2. Wrong Timestamp Units

%% BAD: Using seconds instead of microseconds
BadCutoff = erlang:system_time(second) - (30 * 24 * 60 * 60).

%% GOOD: Using microseconds
GoodCutoff = erlang:system_time(microsecond) - (30 * 24 * 60 * 60 * 1000000).

3. Skipping Dry Run

%% BAD: Scavenging production data without preview
esdb_gater_api:scavenge(prod_store, <<"important-stream">>, #{...}).

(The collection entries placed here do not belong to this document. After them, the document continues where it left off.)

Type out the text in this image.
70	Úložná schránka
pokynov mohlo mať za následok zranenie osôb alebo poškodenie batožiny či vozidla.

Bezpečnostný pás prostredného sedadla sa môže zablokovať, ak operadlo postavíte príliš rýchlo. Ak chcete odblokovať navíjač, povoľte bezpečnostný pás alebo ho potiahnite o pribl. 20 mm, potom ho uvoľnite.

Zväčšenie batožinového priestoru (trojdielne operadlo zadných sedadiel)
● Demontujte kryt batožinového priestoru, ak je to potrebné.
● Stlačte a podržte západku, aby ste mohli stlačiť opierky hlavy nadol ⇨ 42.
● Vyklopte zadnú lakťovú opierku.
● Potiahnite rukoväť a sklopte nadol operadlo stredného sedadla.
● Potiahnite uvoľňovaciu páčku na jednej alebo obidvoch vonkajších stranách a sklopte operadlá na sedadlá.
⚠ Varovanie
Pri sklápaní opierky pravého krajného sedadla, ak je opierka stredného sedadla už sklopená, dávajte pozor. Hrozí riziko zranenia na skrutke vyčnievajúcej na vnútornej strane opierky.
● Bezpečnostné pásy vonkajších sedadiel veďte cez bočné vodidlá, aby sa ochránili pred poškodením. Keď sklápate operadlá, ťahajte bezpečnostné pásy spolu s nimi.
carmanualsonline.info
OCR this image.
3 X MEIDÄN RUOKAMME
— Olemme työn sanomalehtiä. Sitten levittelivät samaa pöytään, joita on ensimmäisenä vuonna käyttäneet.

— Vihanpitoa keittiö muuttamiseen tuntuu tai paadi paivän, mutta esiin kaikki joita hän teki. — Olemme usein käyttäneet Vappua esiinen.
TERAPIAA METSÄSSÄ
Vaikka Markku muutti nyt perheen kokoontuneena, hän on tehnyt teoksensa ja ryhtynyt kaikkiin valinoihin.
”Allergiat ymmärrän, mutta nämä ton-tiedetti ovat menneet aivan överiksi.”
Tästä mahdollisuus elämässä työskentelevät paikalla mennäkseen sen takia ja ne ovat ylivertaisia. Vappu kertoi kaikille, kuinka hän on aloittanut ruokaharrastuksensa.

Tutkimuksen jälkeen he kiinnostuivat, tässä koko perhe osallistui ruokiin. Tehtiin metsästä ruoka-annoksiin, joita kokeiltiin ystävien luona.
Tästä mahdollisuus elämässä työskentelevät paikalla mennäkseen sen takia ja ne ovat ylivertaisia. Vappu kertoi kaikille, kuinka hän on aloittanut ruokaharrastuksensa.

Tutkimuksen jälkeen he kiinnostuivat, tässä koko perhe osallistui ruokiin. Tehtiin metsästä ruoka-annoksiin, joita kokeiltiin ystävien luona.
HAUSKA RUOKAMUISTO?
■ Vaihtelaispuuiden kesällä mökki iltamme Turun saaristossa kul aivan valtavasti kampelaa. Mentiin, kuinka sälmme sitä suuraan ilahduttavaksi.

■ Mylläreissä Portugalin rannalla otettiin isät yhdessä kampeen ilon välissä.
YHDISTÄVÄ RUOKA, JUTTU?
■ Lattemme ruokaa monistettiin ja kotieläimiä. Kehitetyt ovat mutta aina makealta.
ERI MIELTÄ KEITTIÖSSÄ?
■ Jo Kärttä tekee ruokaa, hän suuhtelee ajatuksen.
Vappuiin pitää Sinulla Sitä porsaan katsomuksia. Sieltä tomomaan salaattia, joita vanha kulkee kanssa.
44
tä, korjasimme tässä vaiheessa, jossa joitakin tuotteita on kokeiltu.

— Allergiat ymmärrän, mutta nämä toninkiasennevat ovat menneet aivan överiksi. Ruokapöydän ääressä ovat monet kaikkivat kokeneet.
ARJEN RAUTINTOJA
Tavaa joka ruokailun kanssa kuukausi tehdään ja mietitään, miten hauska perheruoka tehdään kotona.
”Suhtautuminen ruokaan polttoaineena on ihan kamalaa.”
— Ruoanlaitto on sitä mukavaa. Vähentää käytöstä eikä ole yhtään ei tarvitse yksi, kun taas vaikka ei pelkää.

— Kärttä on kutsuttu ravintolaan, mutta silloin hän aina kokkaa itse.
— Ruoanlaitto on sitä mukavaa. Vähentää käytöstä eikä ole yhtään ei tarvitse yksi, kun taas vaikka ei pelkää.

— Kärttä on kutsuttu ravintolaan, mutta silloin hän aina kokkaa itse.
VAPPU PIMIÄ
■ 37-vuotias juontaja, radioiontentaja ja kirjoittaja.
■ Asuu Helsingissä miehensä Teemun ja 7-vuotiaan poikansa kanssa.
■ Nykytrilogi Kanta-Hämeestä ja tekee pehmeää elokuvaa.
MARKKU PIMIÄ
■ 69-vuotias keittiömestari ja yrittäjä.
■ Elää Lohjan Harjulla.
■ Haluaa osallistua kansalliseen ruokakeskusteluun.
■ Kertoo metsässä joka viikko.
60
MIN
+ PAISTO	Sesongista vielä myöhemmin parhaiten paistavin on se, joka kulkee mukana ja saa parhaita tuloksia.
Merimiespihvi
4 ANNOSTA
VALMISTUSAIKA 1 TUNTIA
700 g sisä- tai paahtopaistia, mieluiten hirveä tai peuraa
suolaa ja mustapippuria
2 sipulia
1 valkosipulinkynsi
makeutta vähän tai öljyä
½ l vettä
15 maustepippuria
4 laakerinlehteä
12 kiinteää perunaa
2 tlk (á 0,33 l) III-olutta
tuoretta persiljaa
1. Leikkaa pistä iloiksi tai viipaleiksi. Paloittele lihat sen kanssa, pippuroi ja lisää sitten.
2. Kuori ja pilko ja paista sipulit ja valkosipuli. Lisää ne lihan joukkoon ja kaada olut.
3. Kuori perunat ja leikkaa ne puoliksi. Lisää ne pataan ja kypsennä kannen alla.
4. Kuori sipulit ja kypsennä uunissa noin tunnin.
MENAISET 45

%% GOOD: Always dry run first
{ok, Preview} = esdb_gater_api:scavenge_dry_run(prod_store, <<"important-stream">>, #{...}),
logger:info("Would delete ~p events", [maps:get(would_delete, Preview)]),
%% Review preview, then proceed if acceptable
esdb_gater_api:scavenge(prod_store, <<"important-stream">>, #{...}).

When to Scavenge

Scavenge when:

  • Storage costs are a concern
  • Events older than retention period have no business value
  • Snapshots exist for state reconstruction
  • Regulatory requirements permit deletion

Do NOT scavenge when:

  • Full audit history is required (legal/compliance)
  • No snapshots exist (state would be lost)
  • Events have legal retention requirements
  • You haven't verified with a dry run first

Best Practices

  1. Always dry run first - Preview changes before executing
  2. Ensure snapshots exist - Take snapshots before scavenging
  3. Use keep_versions - Maintain some recent history for debugging
  4. Archive if needed - Preserve data for compliance before deletion
  5. Schedule off-peak - Scavenging is I/O intensive
  6. Monitor space - Track storage savings via telemetry